Mr Howard rejected suggestions that his repeated calls for voters to “send a message” to Mr Blair, coupled with his brief manifesto, meant that he did not expect to win. “The country is heading in the wrong direction. The problems will pile up. I believe we have the right answers. The country needs to change direction.”
The Lib Dem advertisements, in the Daily Mirror and Daily Mail, attempt to answer criticism from some commentators for not having made more in the campaign of their opposition to the war and of Mr Kennedy’s style of leadership, which some claim lacks dynamism and charisma. The Lib Dems insist they always intended to talk about the Iraq war in the second half of the campaign, in order to use the opening fortnight to highlight their core domestic policies and avoid accusations that they lacked a broader message.
Mr Kennedy held a meeting with senior Lib Dem MPs and officials at an hotel in Wimbledon, southwest London, yesterday to review their strategy for the final ten days of the campaign.

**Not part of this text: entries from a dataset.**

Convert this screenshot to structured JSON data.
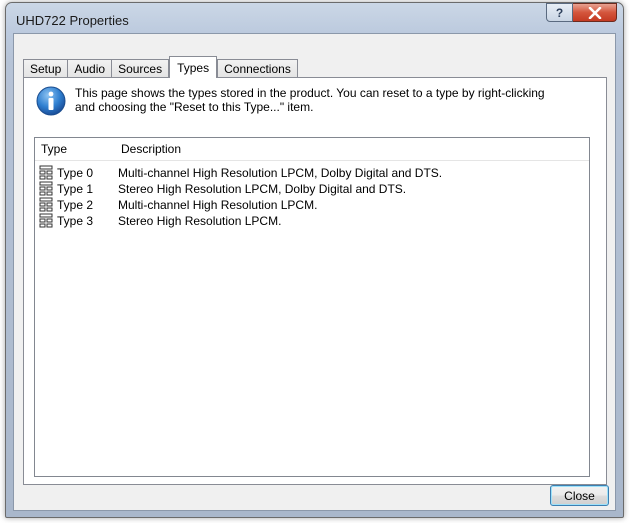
{
  "window": {
    "title": "UHD722 Properties",
    "help_label": "?",
    "close_glyph": "x"
  },
  "tabs": [
    {
      "label": "Setup",
      "active": false
    },
    {
      "label": "Audio",
      "active": false
    },
    {
      "label": "Sources",
      "active": false
    },
    {
      "label": "Types",
      "active": true
    },
    {
      "label": "Connections",
      "active": false
    }
  ],
  "info": {
    "icon": "info-icon",
    "text_line1": "This page shows the types stored in the product. You can reset to a type by right-clicking",
    "text_line2": "and choosing the \"Reset to this Type...\" item."
  },
  "list": {
    "columns": {
      "type": "Type",
      "description": "Description"
    },
    "rows": [
      {
        "icon": "type-icon",
        "type": "Type 0",
        "description": "Multi-channel High Resolution LPCM, Dolby Digital and DTS."
      },
      {
        "icon": "type-icon",
        "type": "Type 1",
        "description": "Stereo High Resolution LPCM, Dolby Digital and DTS."
      },
      {
        "icon": "type-icon",
        "type": "Type 2",
        "description": "Multi-channel High Resolution LPCM."
      },
      {
        "icon": "type-icon",
        "type": "Type 3",
        "description": "Stereo High Resolution LPCM."
      }
    ]
  },
  "footer": {
    "close_label": "Close"
  },
  "colors": {
    "accent": "#3c7fb1",
    "close_button_red": "#c43a22"
  }
}
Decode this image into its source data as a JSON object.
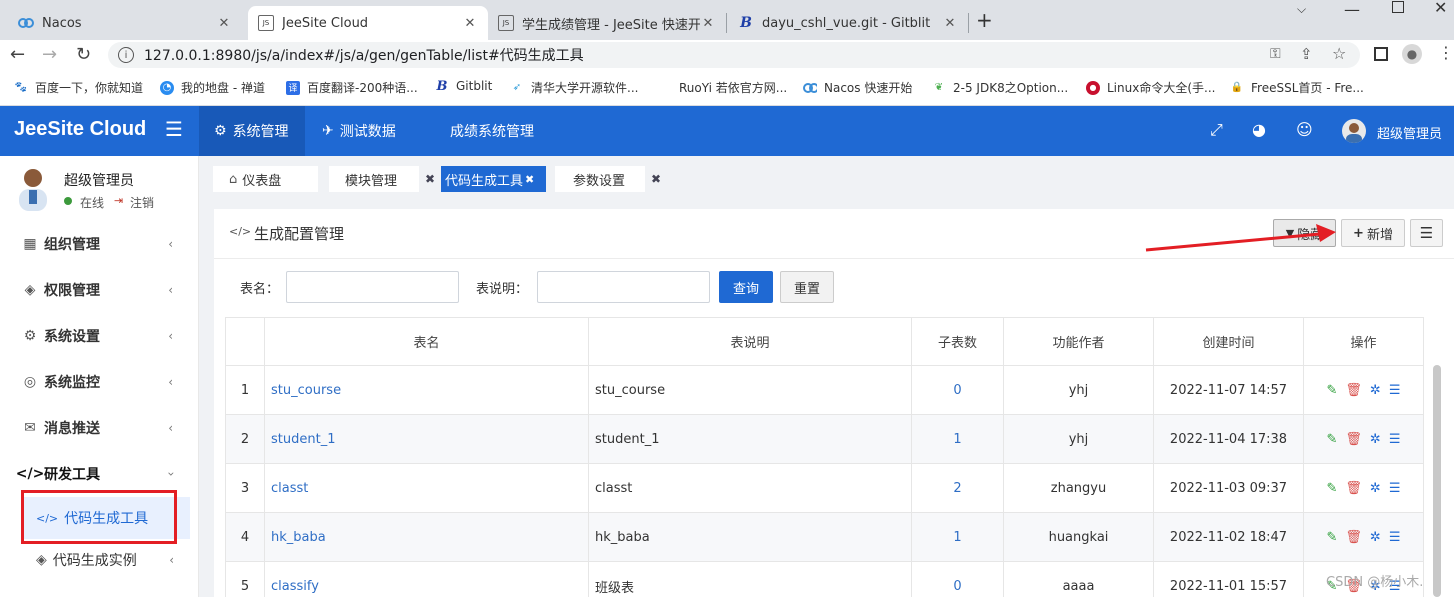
{
  "browser": {
    "tabs": [
      {
        "title": "Nacos",
        "icon": "nacos-icon"
      },
      {
        "title": "JeeSite Cloud",
        "icon": "js-icon",
        "active": true
      },
      {
        "title": "学生成绩管理 - JeeSite 快速开发",
        "icon": "js-icon"
      },
      {
        "title": "dayu_cshl_vue.git - Gitblit",
        "icon": "gitblit-icon"
      }
    ],
    "new_tab": "+",
    "url": "127.0.0.1:8980/js/a/index#/js/a/gen/genTable/list#代码生成工具",
    "bookmarks": [
      {
        "label": "百度一下，你就知道",
        "icon": "baidu-icon"
      },
      {
        "label": "我的地盘 - 禅道",
        "icon": "zentao-icon"
      },
      {
        "label": "百度翻译-200种语...",
        "icon": "translate-icon"
      },
      {
        "label": "Gitblit",
        "icon": "gitblit-icon"
      },
      {
        "label": "清华大学开源软件...",
        "icon": "tsinghua-icon"
      },
      {
        "label": "RuoYi 若依官方网...",
        "icon": "ruoyi-icon"
      },
      {
        "label": "Nacos 快速开始",
        "icon": "nacos-icon"
      },
      {
        "label": "2-5 JDK8之Option...",
        "icon": "jdk-icon"
      },
      {
        "label": "Linux命令大全(手...",
        "icon": "linux-icon"
      },
      {
        "label": "FreeSSL首页 - Fre...",
        "icon": "lock-icon"
      }
    ]
  },
  "app": {
    "brand": "JeeSite Cloud",
    "topnav": [
      {
        "label": "系统管理",
        "icon": "gear-icon",
        "active": true
      },
      {
        "label": "测试数据",
        "icon": "rocket-icon"
      },
      {
        "label": "成绩系统管理",
        "icon": ""
      }
    ],
    "user_name": "超级管理员"
  },
  "sidebar": {
    "user": {
      "name": "超级管理员",
      "status": "在线",
      "logout": "注销"
    },
    "items": [
      {
        "label": "组织管理",
        "icon": "grid-icon"
      },
      {
        "label": "权限管理",
        "icon": "layers-icon"
      },
      {
        "label": "系统设置",
        "icon": "gear-icon"
      },
      {
        "label": "系统监控",
        "icon": "monitor-icon"
      },
      {
        "label": "消息推送",
        "icon": "message-icon"
      },
      {
        "label": "研发工具",
        "icon": "code-icon",
        "expanded": true
      }
    ],
    "subitems": [
      {
        "label": "代码生成工具",
        "icon": "code-icon",
        "active": true
      },
      {
        "label": "代码生成实例",
        "icon": "layers-icon"
      }
    ]
  },
  "pagetabs": [
    {
      "label": "仪表盘",
      "icon": "home-icon"
    },
    {
      "label": "模块管理",
      "closable": true
    },
    {
      "label": "代码生成工具",
      "closable": true,
      "active": true
    },
    {
      "label": "参数设置",
      "closable": true
    }
  ],
  "card": {
    "title": "生成配置管理",
    "btn_hide": "隐藏",
    "btn_add": "新增",
    "search": {
      "table_name_label": "表名：",
      "table_comment_label": "表说明：",
      "query": "查询",
      "reset": "重置",
      "table_name_value": "",
      "table_comment_value": ""
    },
    "columns": [
      "",
      "表名",
      "表说明",
      "子表数",
      "功能作者",
      "创建时间",
      "操作"
    ],
    "rows": [
      {
        "no": "1",
        "name": "stu_course",
        "comment": "stu_course",
        "children": "0",
        "author": "yhj",
        "created": "2022-11-07 14:57"
      },
      {
        "no": "2",
        "name": "student_1",
        "comment": "student_1",
        "children": "1",
        "author": "yhj",
        "created": "2022-11-04 17:38"
      },
      {
        "no": "3",
        "name": "classt",
        "comment": "classt",
        "children": "2",
        "author": "zhangyu",
        "created": "2022-11-03 09:37"
      },
      {
        "no": "4",
        "name": "hk_baba",
        "comment": "hk_baba",
        "children": "1",
        "author": "huangkai",
        "created": "2022-11-02 18:47"
      },
      {
        "no": "5",
        "name": "classify",
        "comment": "班级表",
        "children": "0",
        "author": "aaaa",
        "created": "2022-11-01 15:57"
      }
    ]
  },
  "watermark": "CSDN @杨小木.",
  "colors": {
    "primary": "#1f69d3",
    "annotation": "#e31e24",
    "link": "#2f6ec5"
  }
}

Afterwards, the Lib Dem leader claimed that it was clear the Conservatives now had no chance of winning the election and urged people to back the Lib Dems as a more effective way of casting their votes. Mr Kennedy said: “The election is now becoming a referendum on whose judgment you can trust, and in, particular, the judgment shown by both Tony Blair and Michael Howard in backing George Bush’s war in Iraq on the basis of unfounded claims about the threat of weapons of mass destruction.”
Although most opinion polls have suggested that Lib Dem support has failed to gather momentum after an uplift in the early days of the campaign, the party’s biggest fear was of being squeezed out if the Tories were seen to be in a neck-and-neck race with Labour.